Julius Streicher, een van de nauwste vrienden van Hitler, gaf iedere week een antisemitisch blad uit, Der Stürmer geheten. Dit smaadschrift stond vol met boze leugens en verachtelijke gemenigheidjes (vooral pornografische) over Joden. Het blad was overal in het land te lezen in vitrinekasten.
Schuldig verklaard
Voor de beschaafde, intelligente en hogere maatschappelijke klassen bestond er een vergelijkbaar tijdschrift: Das Reich. Daarin leverde Goebbels op 16 november 1941 een bijdrage met als titel ”De Joden zijn schuldig”. De propagandaminister wist als een ‘betrouwbare vaderlander’ erin te hameren dat Duitslands Germaanse eer door de Joden werd gekrenkt. Alle Duitsers moesten aannemen dat de Joden schuldig waren. Enkele stellingen van Goebbels:
De Joden zijn ons verderf. Ze hebben deze oorlog veroorzaakt. Zij willen het Duitse rijk en ons volk vernietigen. Hun plan moet ontmaskerd worden.
Er bestaat geen onderscheid tussen Joden en Joden. Iedere Jood is een gezworen vijand van het Duitse volk. En als hij ons zijn vijandschap niet toont, omdat hij laf en sluw is, leeft die haat toch in zijn hart.
Als een Duitse soldaat in deze oorlog sneuvelt, is dat de schuld van de Joden. Voor die schuld moeten zij boeten.
De Joden worden door het buitenland beschermd. Het buitenland is daarom ook onze vijand.
Wie een Jood helpt, is een vijand en verrader van ons volk.
Als de Joden geëmotioneerd naar u komen, weet dan dat ze misbruik maken van uw vergeetachtigheid. Laat ze meteen merken dat u hen doorhebt en discrimineer hen.
Het is rechtvaardig dat een fatsoenlijke vijand na zijn nederlaag door ons lankmoedig wordt behandeld. Maar de Jood is geen fatsoenlijke vijand, hij doet maar alsof.
De Joden hebben deze oorlog veroorzaakt. Door onze behandeling doen we hun geen onrecht. Ze hebben eigenlijk veel meer straf verdiend.
Dit is de taal van een ”Übermensch” die zich ontpopt als een onmens.
Elimineren
Na januari 1933 –Hitler was aan de macht gekomen– maakte een overvloed aan wetten en maatregelen het Joodse leven in Duitsland tot een hel. Zo was op 15 september 1935 de wet op het rijksburgerschap (actueel in Duitsland!) van kracht geworden. Daardoor hadden de Joden geen burgerrechten en geen stemrecht meer.
„Door de wet op het rijksburgerschap hadden Joden geen burgerrechten en geen stemrecht meer”

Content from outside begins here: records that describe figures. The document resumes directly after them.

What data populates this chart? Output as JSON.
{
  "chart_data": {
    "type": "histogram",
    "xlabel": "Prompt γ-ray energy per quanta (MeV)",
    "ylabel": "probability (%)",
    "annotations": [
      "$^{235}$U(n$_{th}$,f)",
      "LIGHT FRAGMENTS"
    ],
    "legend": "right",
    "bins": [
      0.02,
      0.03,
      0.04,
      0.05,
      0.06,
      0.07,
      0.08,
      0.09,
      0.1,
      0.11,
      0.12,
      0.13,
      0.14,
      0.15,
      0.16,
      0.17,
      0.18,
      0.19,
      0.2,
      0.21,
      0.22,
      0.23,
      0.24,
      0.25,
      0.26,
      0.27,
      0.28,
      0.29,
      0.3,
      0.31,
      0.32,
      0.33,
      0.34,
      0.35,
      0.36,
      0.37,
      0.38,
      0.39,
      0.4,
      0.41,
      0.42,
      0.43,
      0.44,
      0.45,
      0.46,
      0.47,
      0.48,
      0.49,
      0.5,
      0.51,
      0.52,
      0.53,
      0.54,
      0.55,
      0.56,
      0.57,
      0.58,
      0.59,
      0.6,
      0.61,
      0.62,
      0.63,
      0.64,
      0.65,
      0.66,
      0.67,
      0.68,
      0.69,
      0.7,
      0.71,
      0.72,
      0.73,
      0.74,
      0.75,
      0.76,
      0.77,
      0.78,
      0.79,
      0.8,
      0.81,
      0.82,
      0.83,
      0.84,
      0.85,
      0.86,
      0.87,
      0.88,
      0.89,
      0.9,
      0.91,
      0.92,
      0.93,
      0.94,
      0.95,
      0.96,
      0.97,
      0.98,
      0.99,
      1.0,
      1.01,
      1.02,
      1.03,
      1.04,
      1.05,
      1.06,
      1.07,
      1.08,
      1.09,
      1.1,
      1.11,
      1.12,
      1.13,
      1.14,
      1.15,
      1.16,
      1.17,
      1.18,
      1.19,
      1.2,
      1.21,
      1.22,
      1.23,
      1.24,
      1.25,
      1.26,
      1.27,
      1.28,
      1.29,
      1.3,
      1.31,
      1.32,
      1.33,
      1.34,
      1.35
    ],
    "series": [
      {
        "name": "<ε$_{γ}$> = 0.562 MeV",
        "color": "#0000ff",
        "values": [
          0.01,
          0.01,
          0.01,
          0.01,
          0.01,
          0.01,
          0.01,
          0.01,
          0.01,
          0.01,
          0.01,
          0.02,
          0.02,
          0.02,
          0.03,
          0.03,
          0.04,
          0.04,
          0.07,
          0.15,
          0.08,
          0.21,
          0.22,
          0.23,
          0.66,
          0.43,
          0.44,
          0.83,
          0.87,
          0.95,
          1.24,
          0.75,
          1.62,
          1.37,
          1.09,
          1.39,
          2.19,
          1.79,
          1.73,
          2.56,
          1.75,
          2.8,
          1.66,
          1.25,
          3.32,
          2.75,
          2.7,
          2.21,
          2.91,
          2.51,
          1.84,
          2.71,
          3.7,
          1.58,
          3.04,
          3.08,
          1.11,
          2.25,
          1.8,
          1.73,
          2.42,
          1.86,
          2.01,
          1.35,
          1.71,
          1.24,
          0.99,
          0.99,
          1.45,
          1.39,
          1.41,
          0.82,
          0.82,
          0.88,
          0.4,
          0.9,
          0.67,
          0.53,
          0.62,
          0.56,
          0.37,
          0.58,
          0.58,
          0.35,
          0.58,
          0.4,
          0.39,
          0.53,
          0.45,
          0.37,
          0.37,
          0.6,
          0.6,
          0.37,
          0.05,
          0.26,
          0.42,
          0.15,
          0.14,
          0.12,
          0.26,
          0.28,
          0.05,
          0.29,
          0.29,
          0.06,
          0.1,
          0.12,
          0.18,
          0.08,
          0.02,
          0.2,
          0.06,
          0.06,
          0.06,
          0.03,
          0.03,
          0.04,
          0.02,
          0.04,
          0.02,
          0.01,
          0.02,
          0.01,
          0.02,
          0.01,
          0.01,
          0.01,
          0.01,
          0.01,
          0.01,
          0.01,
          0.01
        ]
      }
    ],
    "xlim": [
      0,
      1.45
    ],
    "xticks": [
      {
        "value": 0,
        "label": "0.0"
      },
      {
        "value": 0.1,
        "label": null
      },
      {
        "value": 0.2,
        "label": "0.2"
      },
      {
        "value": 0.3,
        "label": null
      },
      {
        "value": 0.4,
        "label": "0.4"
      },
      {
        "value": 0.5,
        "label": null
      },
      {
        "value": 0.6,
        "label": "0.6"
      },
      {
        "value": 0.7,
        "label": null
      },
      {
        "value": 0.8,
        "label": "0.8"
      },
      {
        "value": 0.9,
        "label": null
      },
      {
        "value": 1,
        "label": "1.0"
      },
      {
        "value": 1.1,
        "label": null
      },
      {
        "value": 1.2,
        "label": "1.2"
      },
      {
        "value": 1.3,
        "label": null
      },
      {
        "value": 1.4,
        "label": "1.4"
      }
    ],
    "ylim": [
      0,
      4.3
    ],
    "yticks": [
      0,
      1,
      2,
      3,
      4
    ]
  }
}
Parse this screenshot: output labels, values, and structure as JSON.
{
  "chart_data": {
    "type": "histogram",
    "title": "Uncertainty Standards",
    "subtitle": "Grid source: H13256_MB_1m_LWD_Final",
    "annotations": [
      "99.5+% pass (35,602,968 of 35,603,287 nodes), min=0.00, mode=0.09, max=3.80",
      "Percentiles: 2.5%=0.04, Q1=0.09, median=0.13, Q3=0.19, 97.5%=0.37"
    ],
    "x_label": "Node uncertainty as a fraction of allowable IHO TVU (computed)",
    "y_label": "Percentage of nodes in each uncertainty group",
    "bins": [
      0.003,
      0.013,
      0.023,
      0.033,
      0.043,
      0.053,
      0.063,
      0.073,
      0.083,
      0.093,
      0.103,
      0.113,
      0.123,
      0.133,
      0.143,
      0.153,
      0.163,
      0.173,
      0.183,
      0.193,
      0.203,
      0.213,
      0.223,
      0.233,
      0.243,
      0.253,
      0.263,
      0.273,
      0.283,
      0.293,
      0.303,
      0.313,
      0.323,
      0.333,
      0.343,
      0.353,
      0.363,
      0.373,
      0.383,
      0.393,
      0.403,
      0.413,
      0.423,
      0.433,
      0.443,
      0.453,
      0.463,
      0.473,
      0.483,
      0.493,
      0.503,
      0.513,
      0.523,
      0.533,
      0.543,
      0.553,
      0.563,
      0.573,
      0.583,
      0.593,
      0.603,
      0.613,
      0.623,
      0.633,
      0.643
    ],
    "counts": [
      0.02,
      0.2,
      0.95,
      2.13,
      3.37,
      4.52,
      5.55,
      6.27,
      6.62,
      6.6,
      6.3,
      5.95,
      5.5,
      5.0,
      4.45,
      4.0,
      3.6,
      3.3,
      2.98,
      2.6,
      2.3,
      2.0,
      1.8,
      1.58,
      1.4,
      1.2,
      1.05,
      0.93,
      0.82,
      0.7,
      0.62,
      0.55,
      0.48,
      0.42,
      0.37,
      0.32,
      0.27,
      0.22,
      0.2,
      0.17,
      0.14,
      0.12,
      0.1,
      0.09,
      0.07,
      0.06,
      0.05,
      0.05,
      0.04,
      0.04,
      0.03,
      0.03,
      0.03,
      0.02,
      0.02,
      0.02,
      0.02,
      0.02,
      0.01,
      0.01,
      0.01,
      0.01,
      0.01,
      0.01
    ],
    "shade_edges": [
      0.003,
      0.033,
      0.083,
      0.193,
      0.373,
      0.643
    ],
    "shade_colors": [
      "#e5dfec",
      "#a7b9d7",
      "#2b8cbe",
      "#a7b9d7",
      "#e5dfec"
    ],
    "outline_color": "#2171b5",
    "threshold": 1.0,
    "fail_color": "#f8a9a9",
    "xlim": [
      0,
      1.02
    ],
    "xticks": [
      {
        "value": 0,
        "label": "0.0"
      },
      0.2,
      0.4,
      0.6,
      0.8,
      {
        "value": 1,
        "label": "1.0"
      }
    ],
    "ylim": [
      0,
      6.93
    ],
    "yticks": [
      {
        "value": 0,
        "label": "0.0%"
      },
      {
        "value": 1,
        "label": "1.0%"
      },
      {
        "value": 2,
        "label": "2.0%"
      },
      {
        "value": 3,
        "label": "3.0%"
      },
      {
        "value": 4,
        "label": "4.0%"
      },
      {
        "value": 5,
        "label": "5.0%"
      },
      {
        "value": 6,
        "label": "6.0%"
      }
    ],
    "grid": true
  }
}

Andere beperkingen volgden, zoals de rassenwetten van Nürnberg en de davidsster. Wie Joden hielp, bracht zichzelf in groot gevaar. Uiteindelijk werden de Joden naar concentratiekampen gebracht, zoals Auschwitz, Dachau, Sobibor en Theresienstadt. Dit hele proces van Jodenhaat is terug te brengen tot enkele werkwoorden: signaleren, registreren, discrimineren, isoleren, deporteren en elimineren.
Niemöller en Bonhoeffer
Wat heeft de Evangelische Kerk in Duitsland (EKD) gezegd en gedaan? Op deze vraag kwam na de oorlog een antwoord van de predikant en kerkhistoricus Wilhelm Niemöller. Hij was een jongere broer van ds. Martin Niemöller en een vriend van ds. Paul Schneider. Hij schreef: „Slechts een klein deel, dat wil zeggen de Bekennende Kirche, heeft geprobeerd voor de kerkelijke Joden iets te betekenen.”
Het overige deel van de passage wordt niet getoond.